Ушли из жизни великие братья Мейо. Они умерли в преклонном возрасте. Младший, Чарлз Мейо, скончался от пневмонии во время своей поездки в Чикаго 26.05.1939 в возрасте 73 лет. Старший, Уильям Мейо, умер в возрасте 78 лет, 28.07.1939, у себя дома в Рочестере; 22.04.1939 его оперировал по поводу прободной язвы желудка его зять Уолтман Уолтерс.

Жизнь этих братьев почти от самого рождения была настолько неразрывно связана, успехи в хирургии каждого из них так интимно переплетались, а созданные ими клиники были до такой степени их общим, единым творением, что писать некролог об одном из них, значит, говорить то же и столько же о втором брате. Да и сами они на протяжении свыше полувека иначе и не выражались, как «я и брат» или «мой брат и я», — будь то в печати, в докладах или в частном разговоре.

Но как ни привлекательна сама по себе эта трогательная дружба двух братьев на поприще профессиональных научных интересов, даже их соединенные усилия не смогли бы дать таких грандиозных достижений, не будь каждый из них в отдельности крупнейшим талантом и совершенно выдающейся личностью. В жизни гораздо чаще встречаются примеры того, что судьба бывает пристрастна, порой даже несправедлива в отношении ближайших родственников — отца и сына или двух братьев: чаще всего богато одарив одного из них, на другом «природа отдыхает». На этот раз «природа не поскупилась» и, дав миру весьма талантливого отца, она еще более расщедрилась, наделив своими дарами двух гениальных его сыновей.

История клиник Мейо, возникших на базе маленькой благотворительной больнички в отдаленном заштатном городке, среди последних поселков северо-американских индейцев, неслыханный рост этих клиник, непревзойденный даже для Америки на рубеже двух столетий, и превращение их в мировой центр научной хирургии было явлением необычайным. Ведь при страшной конкуренции и обилии хороших больниц и замечательных хирургов в любых городах Америки трудно было заставить расчетливых американцев надолго уезжать за сотни миль, чтобы оперироваться у братьев Мейо. А они ехали туда и продолжают ездить ежедневно сотнями, отовсюду — из Нью- Йорка и Сан-Франциско, из Флориды и Канады, к ним, в далекий штат Миннесота, в уединенный городок Рочестер, куда даже от Чикаго целая ночь езды в экспрессе на северо-запад.
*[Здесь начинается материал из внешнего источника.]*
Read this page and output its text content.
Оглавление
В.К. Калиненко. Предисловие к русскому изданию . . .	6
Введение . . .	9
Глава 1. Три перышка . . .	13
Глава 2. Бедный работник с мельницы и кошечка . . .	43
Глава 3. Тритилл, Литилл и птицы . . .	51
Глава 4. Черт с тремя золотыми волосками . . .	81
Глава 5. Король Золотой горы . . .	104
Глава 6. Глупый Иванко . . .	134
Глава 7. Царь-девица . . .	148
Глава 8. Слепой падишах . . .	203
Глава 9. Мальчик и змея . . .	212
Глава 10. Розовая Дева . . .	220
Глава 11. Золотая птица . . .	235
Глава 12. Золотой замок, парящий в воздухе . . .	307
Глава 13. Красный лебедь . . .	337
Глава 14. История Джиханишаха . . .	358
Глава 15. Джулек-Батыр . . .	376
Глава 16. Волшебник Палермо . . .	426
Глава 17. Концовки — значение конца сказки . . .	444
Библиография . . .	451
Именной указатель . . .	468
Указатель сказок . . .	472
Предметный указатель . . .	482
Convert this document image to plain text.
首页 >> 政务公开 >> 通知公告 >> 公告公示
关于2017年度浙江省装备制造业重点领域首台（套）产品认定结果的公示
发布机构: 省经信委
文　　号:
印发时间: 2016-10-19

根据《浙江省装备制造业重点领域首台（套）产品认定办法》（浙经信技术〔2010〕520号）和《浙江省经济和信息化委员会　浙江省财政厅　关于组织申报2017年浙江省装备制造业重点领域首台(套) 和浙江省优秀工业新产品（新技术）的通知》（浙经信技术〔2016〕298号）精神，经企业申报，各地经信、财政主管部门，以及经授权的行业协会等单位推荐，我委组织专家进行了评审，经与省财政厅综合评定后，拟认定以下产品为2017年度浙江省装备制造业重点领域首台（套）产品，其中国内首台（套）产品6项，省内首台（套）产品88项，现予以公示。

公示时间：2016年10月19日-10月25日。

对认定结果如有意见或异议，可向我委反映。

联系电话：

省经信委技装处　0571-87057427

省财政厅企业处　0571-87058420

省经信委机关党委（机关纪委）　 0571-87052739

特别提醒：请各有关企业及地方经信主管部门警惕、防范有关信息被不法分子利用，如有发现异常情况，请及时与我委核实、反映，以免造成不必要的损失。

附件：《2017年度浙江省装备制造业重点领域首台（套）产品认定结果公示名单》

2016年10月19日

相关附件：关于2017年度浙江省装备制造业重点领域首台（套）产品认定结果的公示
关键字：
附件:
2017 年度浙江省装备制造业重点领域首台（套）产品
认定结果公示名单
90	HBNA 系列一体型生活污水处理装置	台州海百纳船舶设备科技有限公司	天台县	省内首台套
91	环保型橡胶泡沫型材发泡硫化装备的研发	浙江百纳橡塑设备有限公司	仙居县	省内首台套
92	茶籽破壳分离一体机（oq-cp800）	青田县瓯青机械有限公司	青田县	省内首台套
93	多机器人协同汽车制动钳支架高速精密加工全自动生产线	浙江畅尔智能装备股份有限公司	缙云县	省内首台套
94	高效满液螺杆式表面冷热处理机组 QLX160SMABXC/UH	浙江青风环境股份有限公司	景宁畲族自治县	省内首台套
Когда едешь по асфальтированным улицам Рочестера и любуешься роскошными небоскребами по 14 и 20 этажей, построенными для клиник Мейо, трудно себе представить, что совсем еще недавно тут были лишь убогие постройки американских поселенцев. В художественной студии клиник Мейо стоит человеческий скелет — вещь довольно обычная и для больницы, и для музея. Но этот скелет хранится не для изучения остеологии и не служит моделью художникам. Это кости индейского вождя, погибшего при нападении на Рочестер в те годы, когда отец братьев Мейо поселился там и начал свою врачебную деятельность. Тут же висит и портрет самого доктора — коренастого, бородатого человека в своем шарабанчике, посреди улицы типичного поселка Среднего Запада Америки шестидесятых годов XIX столетия.

Говорят, что братья Мейо были «самоучки» в хирургии. Это требует существенной поправки, ибо братья в течение всей своей жизни часто и надолго уезжали в разные страны изучать работу других хирургов, устройство больниц. Даже в старости оба они усердно посещали мастеров хирургии во всех странах Европы и давали подробные интереснейшие отчеты о своих поездках.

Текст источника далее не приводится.